Pet Turtles Can Make People Sick: Guidance for Clinicians

Janell Routh, MD


June 25, 2012

Editorial Collaboration

Medscape &

In This Article

Small Turtles Can Make People Sick

Small turtles have been making people sick for decades. Clinicians need to take specific steps to help protect patients and their families. In the United States, selling turtles with a shell less than 4 inches in length has been banned by the US Food and Drug Administration (FDA) since 1975.[1] Despite the FDA's ban, small turtles continue to be sold in a variety of venues, including stores, flea markets, and fairs, and from roadside or street vendors.

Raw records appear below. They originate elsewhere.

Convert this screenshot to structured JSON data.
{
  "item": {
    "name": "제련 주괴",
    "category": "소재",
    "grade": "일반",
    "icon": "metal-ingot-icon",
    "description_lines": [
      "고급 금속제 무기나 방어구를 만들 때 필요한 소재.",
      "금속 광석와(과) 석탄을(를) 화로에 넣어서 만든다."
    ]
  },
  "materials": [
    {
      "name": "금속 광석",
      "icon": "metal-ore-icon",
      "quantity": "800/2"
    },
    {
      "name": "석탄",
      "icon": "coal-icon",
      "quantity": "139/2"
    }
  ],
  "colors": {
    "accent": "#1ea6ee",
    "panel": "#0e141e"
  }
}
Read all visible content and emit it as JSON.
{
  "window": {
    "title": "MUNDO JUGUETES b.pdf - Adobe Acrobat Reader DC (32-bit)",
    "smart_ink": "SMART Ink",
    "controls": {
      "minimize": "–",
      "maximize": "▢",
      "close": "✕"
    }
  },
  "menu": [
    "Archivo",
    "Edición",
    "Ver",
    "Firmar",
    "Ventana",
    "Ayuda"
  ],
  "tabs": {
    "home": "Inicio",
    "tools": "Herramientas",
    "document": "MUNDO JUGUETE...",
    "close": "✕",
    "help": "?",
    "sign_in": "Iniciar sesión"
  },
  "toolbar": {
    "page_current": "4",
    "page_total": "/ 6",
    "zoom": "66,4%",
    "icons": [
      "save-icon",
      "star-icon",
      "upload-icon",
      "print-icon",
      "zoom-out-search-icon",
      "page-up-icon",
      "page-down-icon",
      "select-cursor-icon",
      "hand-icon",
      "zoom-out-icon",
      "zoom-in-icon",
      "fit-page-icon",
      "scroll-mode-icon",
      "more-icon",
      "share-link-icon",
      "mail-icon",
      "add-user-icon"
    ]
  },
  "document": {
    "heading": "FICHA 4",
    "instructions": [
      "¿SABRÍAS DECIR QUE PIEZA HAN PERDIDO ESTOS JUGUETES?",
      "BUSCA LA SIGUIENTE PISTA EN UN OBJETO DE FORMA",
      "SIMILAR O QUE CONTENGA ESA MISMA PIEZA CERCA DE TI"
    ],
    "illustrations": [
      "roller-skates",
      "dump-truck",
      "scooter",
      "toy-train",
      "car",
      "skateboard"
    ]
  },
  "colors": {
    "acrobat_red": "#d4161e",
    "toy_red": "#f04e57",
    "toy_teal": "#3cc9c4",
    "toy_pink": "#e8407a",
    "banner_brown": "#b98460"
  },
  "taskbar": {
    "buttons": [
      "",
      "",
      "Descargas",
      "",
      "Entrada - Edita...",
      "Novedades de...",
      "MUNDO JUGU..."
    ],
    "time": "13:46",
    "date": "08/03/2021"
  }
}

The Centers for Disease Control and Prevention (CDC) recently published a report[2] describing an outbreak involving 132 people who became ill with salmonellosis from August 2010 to September 2011 that was linked to contact with small turtles and their habitats. During this outbreak, interviews were conducted with 56 patients, and 36 (64%) of them reported exposure to a turtle in the week preceding their illness. For 15 patients who could recall the type of turtle they touched, 14 identified small turtles with a shell length of less than 4 inches. These turtles were subject to the FDA ban and should not have been for sale to the public.

This was the fifth multistate outbreak of human Salmonella infections associated with small turtles in the past 5 years. These outbreaks illustrate that contact with small turtles remains an important source of human Salmonella infections, especially for high-risk patients, including young children, the elderly, pregnant women, and those who are immunocompromised.

Small turtles pose a risk to young children because they are mistakenly thought to be safe pets; they are small enough to be placed in the mouth and they can be handled as toys. Although young children are especially at risk for serious illness, anyone can get sick from handling the turtle or its environment, including the water from containers or aquariums where they live. This water can also cross-contaminate areas where tanks are kept or cleaned, which can indirectly lead to illness in people who did not directly touch a turtle or its habitat.